Daily News Analysis

Supreme Court flags concern over misuse of electoral bonds  

25th March, 2021 Polity

Context: The Supreme Court flagged its concern that political parties could misuse crores of rupees received as donations through electoral bonds to bankroll violent protests or even terror.

 

Issue raised by Supreme Court: Suppose there is a political party, which wants to buy electoral bonds and finance a protest. What is the control of the government on how the money is put to use?

 

What are electoral bonds?

  • Announced in the 2017 Union Budget, electoral bonds are interest-free bearer instruments used to donate money anonymously to political parties.
  • A bearer instrument does not carry any information about the buyer or payee and the holder of the instrument (which is the political party) is presumed to be its owner.
  • The bonds are sold in multiples of Rs 1,000, Rs 10,000, Rs 1 lakh, Rs 10 lakh, and Rs 1 crore, and the State Bank of India (SBI) is the only bank authorised to sell them.
  • Donors can purchase and subsequently donate the bonds to their party of choice, which the party can then cash through its verified account within 15 days.
  • There is no limit on the number of bonds an individual or company can purchase. SBI deposits bonds that a political party hasn’t enchased within 15 days into the Prime Minister’s Relief Fund.

 

Reason for opposition of electoral bonds:

  • The anonymity provided to donors donating electoral bonds is the point of contention here.
  • Through an amendment to the Finance Act 2017, the Union government has exempted political parties from disclosing donations received through electoral bonds.
  • They don’t have to disclose details of those contributing by way of electoral bonds in their contribution reports filed mandatorily with the Election Commission every year.
  • This means the voters will not know which individual, company, or organisation has funded which party, and to what extent.

 

Usage of Electoral Bonds:

  • In less than three years of their introduction, by virtue of the anonymity they offer to donors, electoral bonds have become the most popular route of donation.
  • The Bharatiya Janata Party (BJP) is the biggest beneficiary of this scheme.
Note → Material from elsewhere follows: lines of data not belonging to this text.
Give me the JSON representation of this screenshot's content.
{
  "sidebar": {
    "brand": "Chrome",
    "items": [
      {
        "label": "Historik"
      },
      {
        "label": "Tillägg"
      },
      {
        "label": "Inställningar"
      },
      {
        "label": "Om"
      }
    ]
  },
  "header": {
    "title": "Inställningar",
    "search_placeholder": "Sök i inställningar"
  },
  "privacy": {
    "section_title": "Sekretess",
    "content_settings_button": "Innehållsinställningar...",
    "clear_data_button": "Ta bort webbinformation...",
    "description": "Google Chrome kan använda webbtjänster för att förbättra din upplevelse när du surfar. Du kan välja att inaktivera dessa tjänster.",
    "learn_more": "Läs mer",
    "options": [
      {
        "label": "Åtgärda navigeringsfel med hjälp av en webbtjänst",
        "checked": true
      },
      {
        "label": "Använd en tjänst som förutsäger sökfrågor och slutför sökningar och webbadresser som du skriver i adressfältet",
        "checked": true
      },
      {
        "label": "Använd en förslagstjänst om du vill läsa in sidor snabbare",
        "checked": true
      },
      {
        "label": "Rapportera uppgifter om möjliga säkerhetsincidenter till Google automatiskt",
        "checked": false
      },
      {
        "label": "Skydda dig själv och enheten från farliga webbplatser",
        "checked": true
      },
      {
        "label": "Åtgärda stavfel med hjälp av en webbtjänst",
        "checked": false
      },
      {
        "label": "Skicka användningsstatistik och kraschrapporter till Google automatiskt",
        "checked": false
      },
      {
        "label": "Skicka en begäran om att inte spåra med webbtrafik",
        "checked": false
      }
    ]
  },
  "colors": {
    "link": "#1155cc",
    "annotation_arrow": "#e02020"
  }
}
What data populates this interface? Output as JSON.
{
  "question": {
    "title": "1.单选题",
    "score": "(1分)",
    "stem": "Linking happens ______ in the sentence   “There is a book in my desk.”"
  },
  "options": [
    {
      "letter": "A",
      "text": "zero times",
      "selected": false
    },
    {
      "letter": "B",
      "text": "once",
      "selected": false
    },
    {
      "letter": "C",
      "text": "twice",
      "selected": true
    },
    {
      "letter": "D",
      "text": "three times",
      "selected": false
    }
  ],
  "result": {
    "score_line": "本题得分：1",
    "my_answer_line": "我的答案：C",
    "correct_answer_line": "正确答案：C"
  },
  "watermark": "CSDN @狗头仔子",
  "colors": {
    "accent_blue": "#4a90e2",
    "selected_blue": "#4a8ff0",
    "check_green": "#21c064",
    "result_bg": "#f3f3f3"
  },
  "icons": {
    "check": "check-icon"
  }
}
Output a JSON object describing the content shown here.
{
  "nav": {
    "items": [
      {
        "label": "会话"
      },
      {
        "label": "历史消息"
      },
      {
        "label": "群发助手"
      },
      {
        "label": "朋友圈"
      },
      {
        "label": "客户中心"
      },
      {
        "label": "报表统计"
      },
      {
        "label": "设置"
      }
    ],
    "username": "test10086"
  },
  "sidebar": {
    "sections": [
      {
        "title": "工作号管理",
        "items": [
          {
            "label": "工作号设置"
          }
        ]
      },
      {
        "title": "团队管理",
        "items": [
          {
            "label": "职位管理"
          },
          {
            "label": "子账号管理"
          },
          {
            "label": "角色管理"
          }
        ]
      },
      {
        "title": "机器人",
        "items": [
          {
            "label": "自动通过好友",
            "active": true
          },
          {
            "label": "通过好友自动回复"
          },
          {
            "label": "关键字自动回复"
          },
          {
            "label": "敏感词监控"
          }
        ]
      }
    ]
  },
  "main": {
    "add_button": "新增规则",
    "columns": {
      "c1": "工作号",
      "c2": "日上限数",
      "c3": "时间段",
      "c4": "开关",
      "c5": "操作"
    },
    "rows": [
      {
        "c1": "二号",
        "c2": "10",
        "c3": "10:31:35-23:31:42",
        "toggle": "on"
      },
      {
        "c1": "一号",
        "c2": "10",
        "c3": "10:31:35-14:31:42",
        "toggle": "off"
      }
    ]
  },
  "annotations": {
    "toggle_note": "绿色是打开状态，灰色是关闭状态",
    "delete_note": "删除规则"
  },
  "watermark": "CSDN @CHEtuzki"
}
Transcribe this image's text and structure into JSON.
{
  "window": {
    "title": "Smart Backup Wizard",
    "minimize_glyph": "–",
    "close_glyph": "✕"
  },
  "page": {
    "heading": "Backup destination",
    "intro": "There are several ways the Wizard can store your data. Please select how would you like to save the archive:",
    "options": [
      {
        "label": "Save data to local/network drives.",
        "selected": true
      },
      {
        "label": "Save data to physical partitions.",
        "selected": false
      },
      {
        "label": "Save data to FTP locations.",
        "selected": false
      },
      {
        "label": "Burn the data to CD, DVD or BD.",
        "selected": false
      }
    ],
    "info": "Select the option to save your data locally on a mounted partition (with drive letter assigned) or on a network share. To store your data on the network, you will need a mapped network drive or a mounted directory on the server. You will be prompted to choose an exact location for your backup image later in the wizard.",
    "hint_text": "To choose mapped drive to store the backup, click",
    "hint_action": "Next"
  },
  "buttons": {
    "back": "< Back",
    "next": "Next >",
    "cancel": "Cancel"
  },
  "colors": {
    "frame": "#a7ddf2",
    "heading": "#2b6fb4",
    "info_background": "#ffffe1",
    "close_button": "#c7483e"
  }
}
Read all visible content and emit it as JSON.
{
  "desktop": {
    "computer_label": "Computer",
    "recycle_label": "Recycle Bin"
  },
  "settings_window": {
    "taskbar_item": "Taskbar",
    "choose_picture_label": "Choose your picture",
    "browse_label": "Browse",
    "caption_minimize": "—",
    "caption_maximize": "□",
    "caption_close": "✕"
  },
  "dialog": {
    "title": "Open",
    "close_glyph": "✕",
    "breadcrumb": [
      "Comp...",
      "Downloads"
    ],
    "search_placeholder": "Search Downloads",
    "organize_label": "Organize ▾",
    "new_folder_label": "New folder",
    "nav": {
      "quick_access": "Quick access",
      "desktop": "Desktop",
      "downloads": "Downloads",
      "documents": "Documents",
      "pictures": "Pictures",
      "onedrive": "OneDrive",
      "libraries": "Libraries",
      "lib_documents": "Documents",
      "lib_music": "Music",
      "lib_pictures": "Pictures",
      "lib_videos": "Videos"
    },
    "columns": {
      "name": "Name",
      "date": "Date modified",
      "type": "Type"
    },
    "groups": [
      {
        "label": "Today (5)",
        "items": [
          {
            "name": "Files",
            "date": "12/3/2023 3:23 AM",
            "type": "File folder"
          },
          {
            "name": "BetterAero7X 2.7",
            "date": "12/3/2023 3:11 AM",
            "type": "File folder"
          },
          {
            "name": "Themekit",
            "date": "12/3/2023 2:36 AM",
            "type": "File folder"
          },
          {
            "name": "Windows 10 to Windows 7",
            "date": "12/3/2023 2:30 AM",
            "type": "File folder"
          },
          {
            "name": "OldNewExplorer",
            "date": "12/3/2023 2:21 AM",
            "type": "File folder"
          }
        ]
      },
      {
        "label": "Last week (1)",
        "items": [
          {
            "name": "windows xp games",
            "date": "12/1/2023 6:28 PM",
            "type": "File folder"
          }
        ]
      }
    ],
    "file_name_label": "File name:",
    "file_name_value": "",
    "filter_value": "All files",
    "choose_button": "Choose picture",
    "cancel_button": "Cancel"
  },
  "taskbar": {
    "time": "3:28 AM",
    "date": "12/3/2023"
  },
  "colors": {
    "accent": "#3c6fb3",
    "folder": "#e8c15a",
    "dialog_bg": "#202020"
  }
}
In the years 2017-18 and 2018-19, political parties received a total of Rs 2,760.20 crore from electoral bonds, of which Rs 1,660.89 cr or 60.17% was received by the BJP alone.

 

Election Commission’s stand on electoral bonds: The Election Commission, in its submission to the Standing Committee on Personnel, Public Grievances, Law and Justice in May 2017, had objected to the amendments in the Representation of the People (RP) Act, which exempt political parties from disclosing donations received through electoral bonds. It described the move as a “retrograde step”.